When he reached the center of the cheek, the blade broke clean through and he ended up cutting his gums as well, and he cursed and stomped on the floor and had to stop. He put the brown towel against his cheek and found himself bent over at the waist, groaning. He tongued the wound on the inside of his mouth. The tip of his tongue touched the towel on the other side. He breathed through his nostrils like an angry bull about to charge. He walked in a circle. The blood continued to pour out of him, and it continued to fill his mouth. He let it drain from between his lips, down his chin, and onto the floor.

‘Oh, fuck,’ he said through gritted teeth as the taste of metal filled his mouth, warm and thick and salty.
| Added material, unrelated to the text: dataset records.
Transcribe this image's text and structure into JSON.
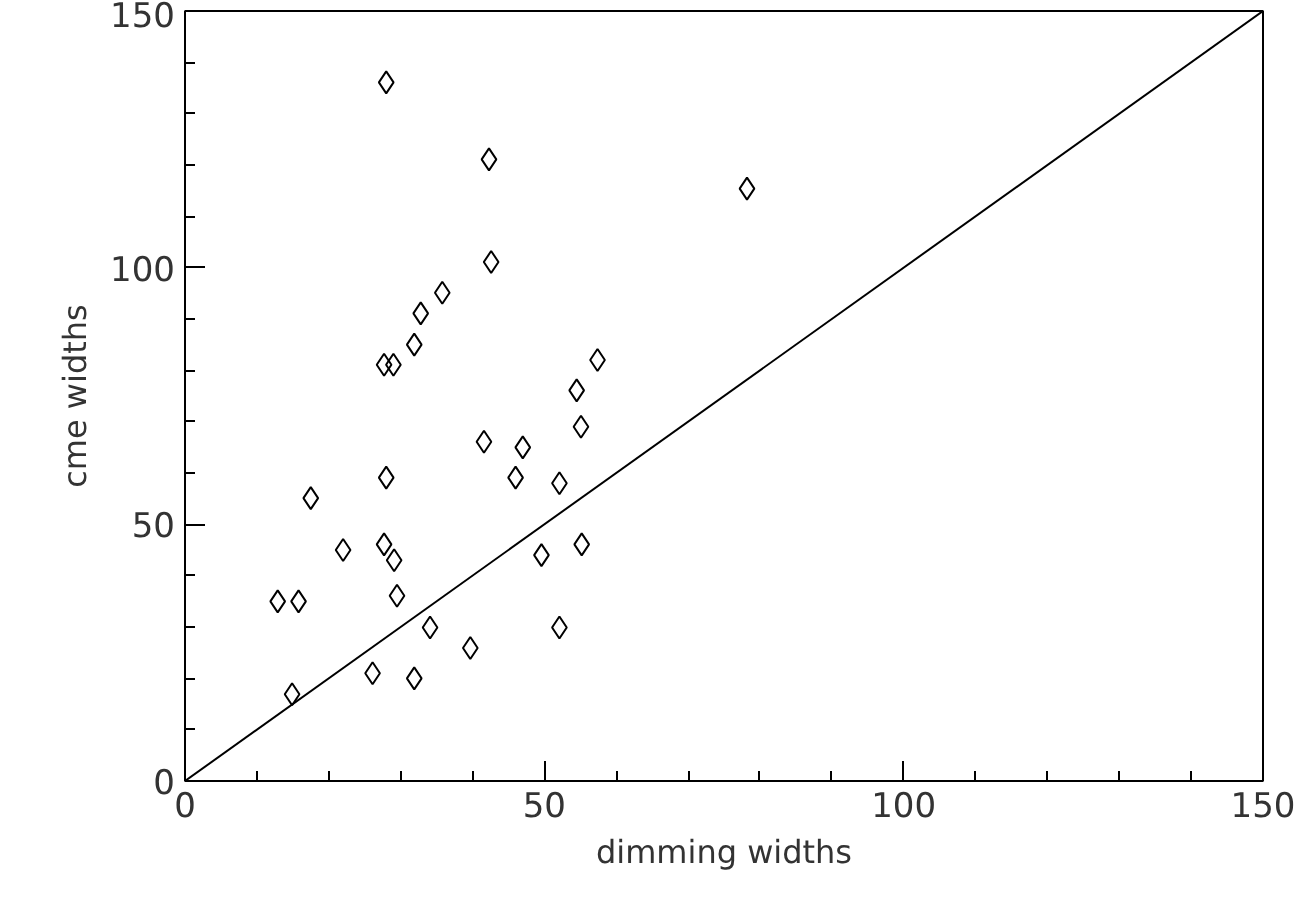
{
  "chart_data": {
    "type": "scatter",
    "xlabel": "dimming widths",
    "ylabel": "cme widths",
    "xlim": [
      0,
      150
    ],
    "ylim": [
      0,
      150
    ],
    "xticks": [
      0,
      50,
      100,
      150
    ],
    "yticks": [
      0,
      50,
      100,
      150
    ],
    "grid": false,
    "marker": "diamond",
    "series": [
      {
        "color": "#000000",
        "x": [
          28.0,
          42.3,
          42.6,
          35.8,
          32.8,
          31.9,
          27.7,
          29.0,
          57.4,
          54.5,
          55.1,
          41.6,
          47.0,
          28.0,
          46.0,
          52.1,
          17.5,
          22.0,
          27.7,
          29.1,
          55.2,
          49.6,
          12.9,
          15.8,
          29.5,
          34.1,
          52.1,
          39.7,
          26.1,
          31.9,
          14.9,
          78.2
        ],
        "values": [
          136.1,
          121.1,
          101.1,
          95.1,
          91.1,
          85.0,
          81.1,
          81.1,
          82.0,
          76.1,
          69.0,
          66.1,
          65.0,
          59.1,
          59.1,
          58.0,
          55.1,
          45.0,
          46.1,
          43.0,
          46.1,
          44.0,
          35.0,
          35.0,
          36.1,
          29.9,
          29.9,
          25.9,
          21.0,
          20.0,
          16.9,
          115.4
        ]
      },
      {
        "type": "line",
        "color": "#000000",
        "x": [
          0,
          150
        ],
        "values": [
          0,
          150
        ],
        "marker": "none",
        "line_style": "solid"
      }
    ]
  }
}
He’d cut too deep – far too deep.

After a while, he stood up again.

Still holding the towel against his face, he looked at himself in the mirror. His eyes were red and full of tears. He pulled the towel away and blood poured out of him and dripped onto his T-shirt and splattered on the tile floor and ran along the grout lines like branching rivers. He put the towel back. If he was going to go through with this he had another two inches to go. He’d only managed to cut halfway down his cheek. He wasn’t done.

He looked around for the razor blade. He’d dropped it or thrown it or something. When the pain hit – when he broke through the skin of the cheek and cut his own gums – he’d no longer been altogether present. He scanned the countertop and saw nothing but splatters and drips of blood. Then he saw it on the floor, in the corner, amongst a wad of hair and dust which had collected by the bathtub.
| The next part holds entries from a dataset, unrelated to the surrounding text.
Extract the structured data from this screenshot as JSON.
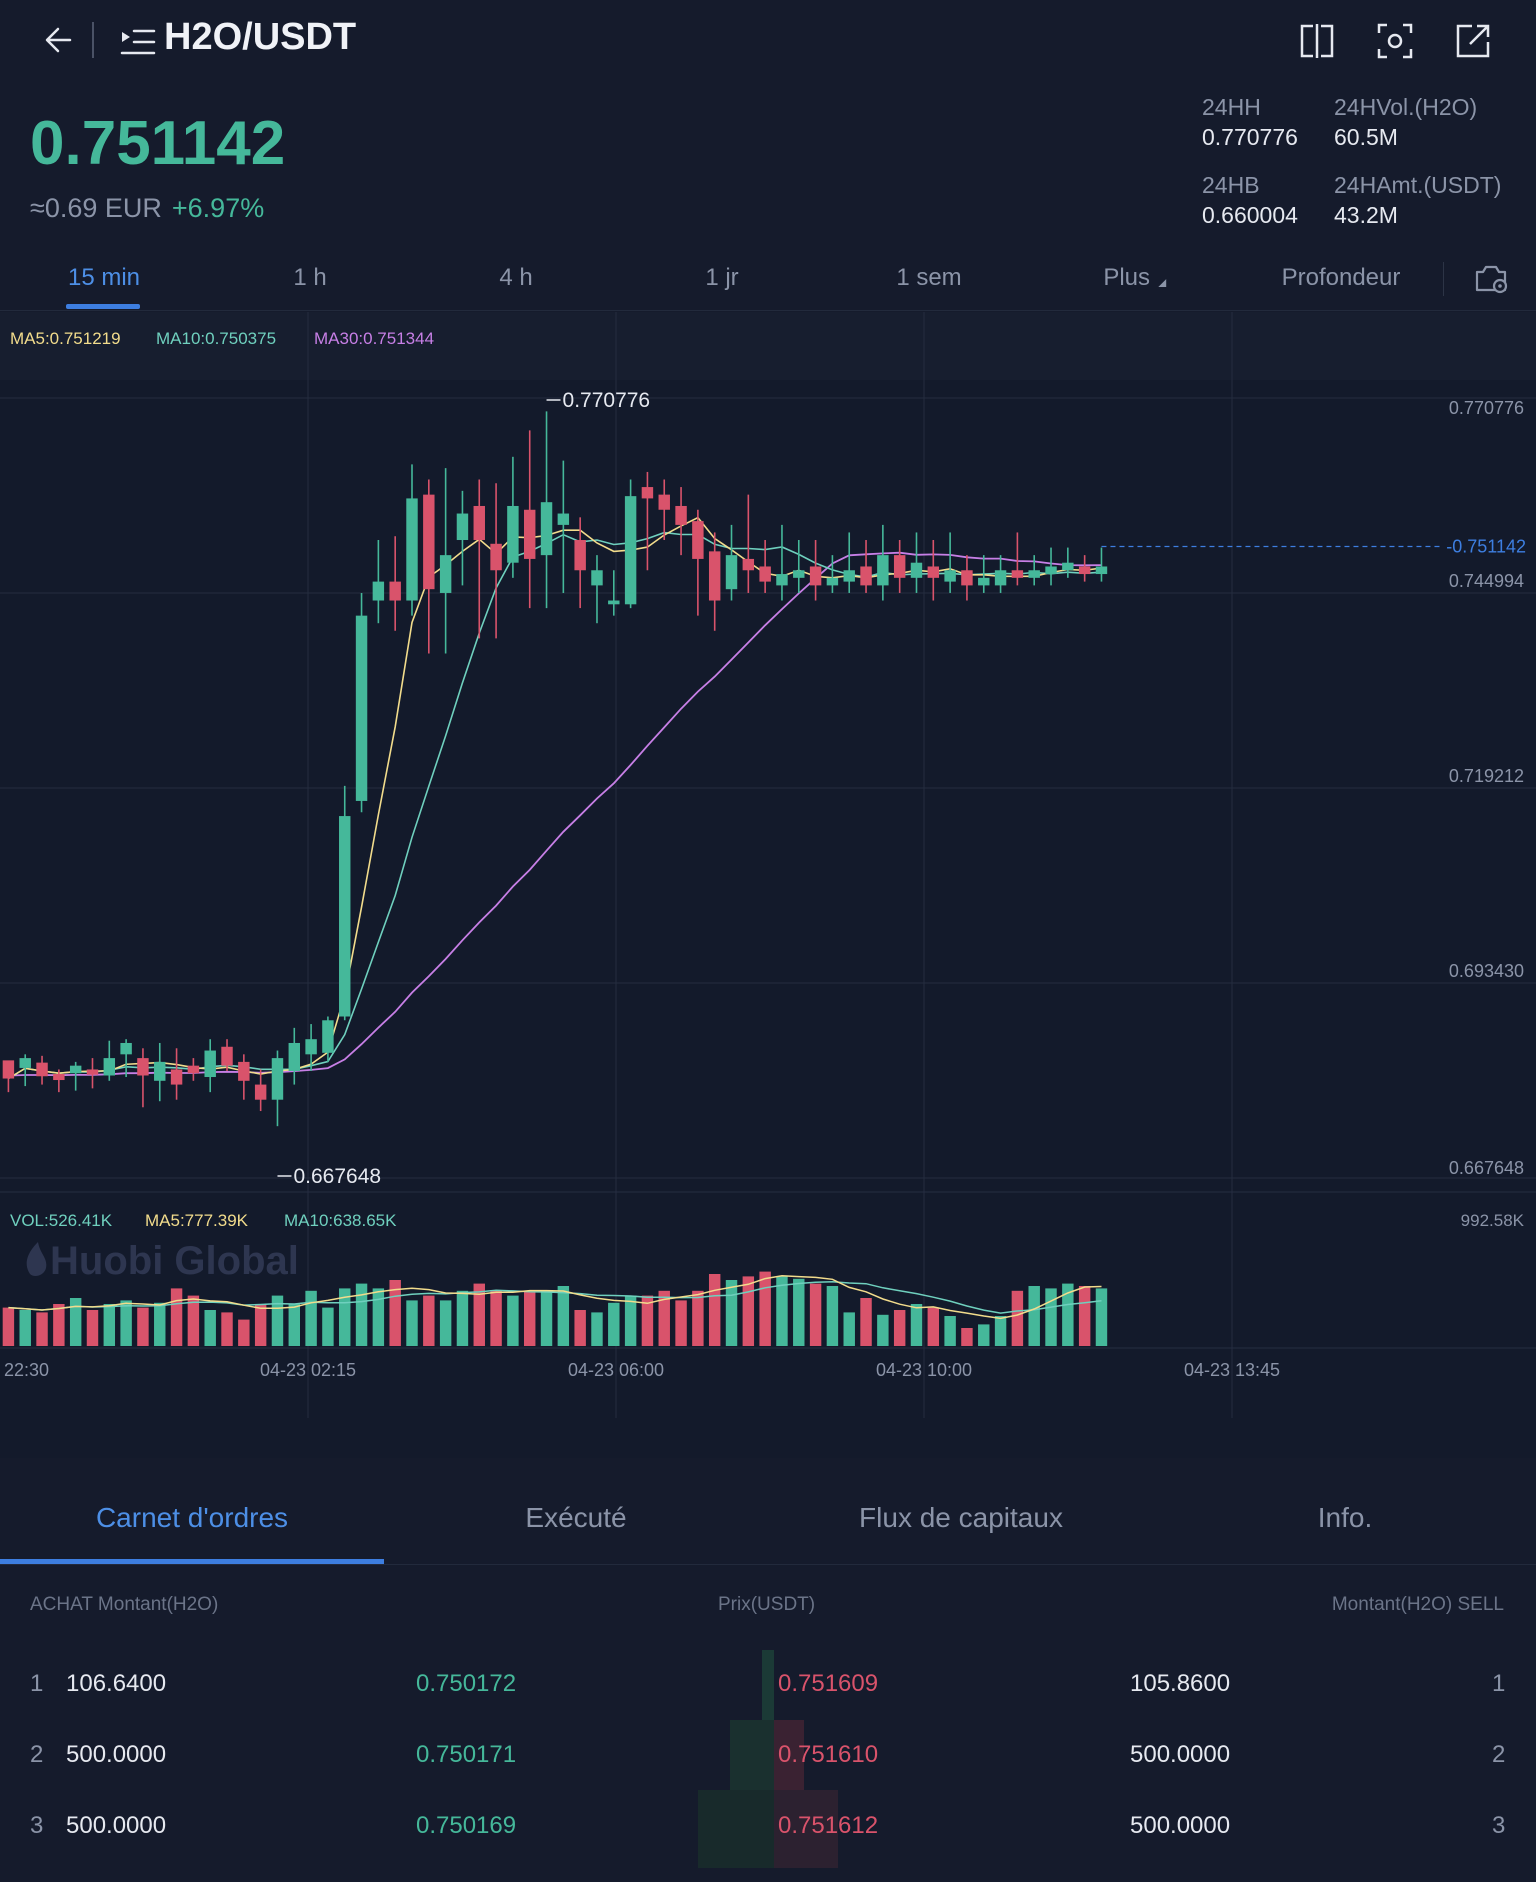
{
  "header": {
    "pair": "H2O/USDT",
    "icons": [
      "back-arrow-icon",
      "menu-list-icon",
      "split-screen-icon",
      "screenshot-icon",
      "share-external-icon"
    ]
  },
  "ticker": {
    "last_price": "0.751142",
    "fiat_approx": "≈0.69 EUR",
    "change_pct": "+6.97%",
    "high_label": "24HH",
    "high_value": "0.770776",
    "low_label": "24HB",
    "low_value": "0.660004",
    "vol_label": "24HVol.(H2O)",
    "vol_value": "60.5M",
    "amt_label": "24HAmt.(USDT)",
    "amt_value": "43.2M"
  },
  "intervals": {
    "items": [
      "15 min",
      "1 h",
      "4 h",
      "1 jr",
      "1 sem",
      "Plus",
      "Profondeur"
    ],
    "active": "15 min"
  },
  "chart_labels": {
    "ma5": "MA5:0.751219",
    "ma10": "MA10:0.750375",
    "ma30": "MA30:0.751344",
    "vol": "VOL:526.41K",
    "vol_ma5": "MA5:777.39K",
    "vol_ma10": "MA10:638.65K",
    "vol_axis_max": "992.58K",
    "max_mark": "0.770776",
    "min_mark": "0.667648",
    "current_price_tag": "0.751142",
    "watermark": "Huobi Global"
  },
  "chart_data": {
    "type": "candlestick",
    "y_ticks": [
      "0.770776",
      "0.744994",
      "0.719212",
      "0.693430",
      "0.667648"
    ],
    "x_ticks": [
      "22:30",
      "04-23 02:15",
      "04-23 06:00",
      "04-23 10:00",
      "04-23 13:45"
    ],
    "ylim": [
      0.667648,
      0.770776
    ],
    "colors": {
      "up": "#45b89a",
      "down": "#d9536b",
      "ma5": "#f2dc8c",
      "ma10": "#6fd0be",
      "ma30": "#c77fe6",
      "price_line": "#3d7ee0"
    },
    "candles": [
      [
        0.6832,
        0.6808,
        0.6825,
        0.679
      ],
      [
        0.6822,
        0.6835,
        0.684,
        0.6798
      ],
      [
        0.6829,
        0.6811,
        0.6838,
        0.68
      ],
      [
        0.6814,
        0.6806,
        0.682,
        0.679
      ],
      [
        0.6815,
        0.6825,
        0.683,
        0.6792
      ],
      [
        0.682,
        0.6813,
        0.6835,
        0.6795
      ],
      [
        0.6812,
        0.6835,
        0.6858,
        0.6805
      ],
      [
        0.684,
        0.6855,
        0.686,
        0.681
      ],
      [
        0.6835,
        0.6812,
        0.6848,
        0.677
      ],
      [
        0.6805,
        0.683,
        0.6855,
        0.6778
      ],
      [
        0.682,
        0.68,
        0.6848,
        0.678
      ],
      [
        0.6825,
        0.6815,
        0.6835,
        0.6805
      ],
      [
        0.681,
        0.6845,
        0.686,
        0.679
      ],
      [
        0.685,
        0.6825,
        0.686,
        0.6818
      ],
      [
        0.683,
        0.6805,
        0.684,
        0.678
      ],
      [
        0.68,
        0.678,
        0.682,
        0.6765
      ],
      [
        0.678,
        0.6835,
        0.6845,
        0.6745
      ],
      [
        0.6818,
        0.6855,
        0.6875,
        0.68
      ],
      [
        0.684,
        0.686,
        0.688,
        0.6818
      ],
      [
        0.6842,
        0.6885,
        0.689,
        0.683
      ],
      [
        0.689,
        0.7155,
        0.7195,
        0.6885
      ],
      [
        0.7175,
        0.742,
        0.745,
        0.716
      ],
      [
        0.744,
        0.7465,
        0.752,
        0.741
      ],
      [
        0.7465,
        0.744,
        0.7525,
        0.74
      ],
      [
        0.744,
        0.7575,
        0.762,
        0.742
      ],
      [
        0.758,
        0.7455,
        0.76,
        0.737
      ],
      [
        0.745,
        0.75,
        0.7615,
        0.737
      ],
      [
        0.752,
        0.7555,
        0.7585,
        0.746
      ],
      [
        0.7565,
        0.752,
        0.76,
        0.739
      ],
      [
        0.7515,
        0.748,
        0.7595,
        0.739
      ],
      [
        0.749,
        0.7565,
        0.763,
        0.747
      ],
      [
        0.756,
        0.7495,
        0.7665,
        0.743
      ],
      [
        0.75,
        0.757,
        0.769,
        0.743
      ],
      [
        0.754,
        0.7555,
        0.7625,
        0.745
      ],
      [
        0.752,
        0.748,
        0.755,
        0.743
      ],
      [
        0.746,
        0.748,
        0.75,
        0.741
      ],
      [
        0.7435,
        0.744,
        0.748,
        0.742
      ],
      [
        0.7435,
        0.7578,
        0.76,
        0.743
      ],
      [
        0.759,
        0.7575,
        0.761,
        0.748
      ],
      [
        0.758,
        0.756,
        0.76,
        0.752
      ],
      [
        0.7565,
        0.754,
        0.759,
        0.75
      ],
      [
        0.7545,
        0.7495,
        0.756,
        0.742
      ],
      [
        0.7505,
        0.744,
        0.753,
        0.74
      ],
      [
        0.7455,
        0.75,
        0.754,
        0.744
      ],
      [
        0.7495,
        0.748,
        0.758,
        0.745
      ],
      [
        0.7485,
        0.7465,
        0.752,
        0.745
      ],
      [
        0.746,
        0.7475,
        0.754,
        0.744
      ],
      [
        0.747,
        0.748,
        0.752,
        0.745
      ],
      [
        0.7485,
        0.746,
        0.752,
        0.744
      ],
      [
        0.746,
        0.747,
        0.75,
        0.745
      ],
      [
        0.7465,
        0.748,
        0.753,
        0.745
      ],
      [
        0.7485,
        0.746,
        0.752,
        0.745
      ],
      [
        0.746,
        0.75,
        0.754,
        0.744
      ],
      [
        0.75,
        0.747,
        0.752,
        0.745
      ],
      [
        0.747,
        0.749,
        0.753,
        0.745
      ],
      [
        0.7485,
        0.747,
        0.752,
        0.744
      ],
      [
        0.7465,
        0.748,
        0.753,
        0.745
      ],
      [
        0.748,
        0.746,
        0.75,
        0.744
      ],
      [
        0.746,
        0.747,
        0.75,
        0.745
      ],
      [
        0.746,
        0.748,
        0.75,
        0.745
      ],
      [
        0.748,
        0.747,
        0.753,
        0.746
      ],
      [
        0.747,
        0.748,
        0.75,
        0.746
      ],
      [
        0.7475,
        0.7485,
        0.751,
        0.746
      ],
      [
        0.748,
        0.749,
        0.751,
        0.747
      ],
      [
        0.7485,
        0.7475,
        0.75,
        0.7465
      ],
      [
        0.7475,
        0.7485,
        0.751,
        0.7465
      ]
    ],
    "volume": [
      0.32,
      0.3,
      0.28,
      0.35,
      0.4,
      0.3,
      0.35,
      0.38,
      0.32,
      0.36,
      0.48,
      0.42,
      0.3,
      0.28,
      0.22,
      0.35,
      0.42,
      0.35,
      0.46,
      0.32,
      0.48,
      0.52,
      0.48,
      0.55,
      0.38,
      0.42,
      0.38,
      0.46,
      0.52,
      0.46,
      0.42,
      0.45,
      0.46,
      0.5,
      0.3,
      0.28,
      0.36,
      0.42,
      0.42,
      0.46,
      0.38,
      0.46,
      0.6,
      0.55,
      0.58,
      0.62,
      0.58,
      0.56,
      0.52,
      0.5,
      0.28,
      0.4,
      0.26,
      0.3,
      0.35,
      0.32,
      0.25,
      0.15,
      0.18,
      0.25,
      0.46,
      0.5,
      0.48,
      0.52,
      0.5,
      0.48
    ]
  },
  "bottom_tabs": {
    "items": [
      "Carnet d'ordres",
      "Exécuté",
      "Flux de capitaux",
      "Info."
    ],
    "active": "Carnet d'ordres"
  },
  "orderbook": {
    "head_left": "ACHAT  Montant(H2O)",
    "head_mid": "Prix(USDT)",
    "head_right": "Montant(H2O)  SELL",
    "rows": [
      {
        "idx": "1",
        "bid_amt": "106.6400",
        "bid_price": "0.750172",
        "ask_price": "0.751609",
        "ask_amt": "105.8600",
        "idx_r": "1"
      },
      {
        "idx": "2",
        "bid_amt": "500.0000",
        "bid_price": "0.750171",
        "ask_price": "0.751610",
        "ask_amt": "500.0000",
        "idx_r": "2"
      },
      {
        "idx": "3",
        "bid_amt": "500.0000",
        "bid_price": "0.750169",
        "ask_price": "0.751612",
        "ask_amt": "500.0000",
        "idx_r": "3"
      }
    ]
  }
}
He picked it up and threw it into the trash can. It clinked as it hit the edge and then disappeared amongst the paper waste.

There were a hundred and ninety-nine clean ones; there was no point in risking infection.

After sliding a clean blade from the box, he pulled the towel away from his cheek. Blood still seeped from the wound, but it was no longer pouring out of him.

He tongued the wound, saw a glimpse of it through the cheek. It made his stomach feel sour.

He closed his eyes, trying not to be sick (and trying not to wonder what kind of pain that would produce in his new wound), and once the nausea passed – it rolled through his stomach, and he burped, tasting acid, then swallowed it away – he opened them again. It had been difficult the first time; this time it felt impossible. He knew what pain he had to look forward to – the sharpest of it was still fresh in his mind, only moments old. Before it had merely been an idea. Now it was a reality. He knew the pain. He did not want more of it. But he thought, too, he was past the point of changing his mind. He was scarred for life; he might as well finish doing what he had set out to do. He put the blade against the edge of the wound. It stung before he even went to work. His stomach clenched. He felt dizziness swim over him. When he looked at himself in the mirror he felt that he was looking at a stranger.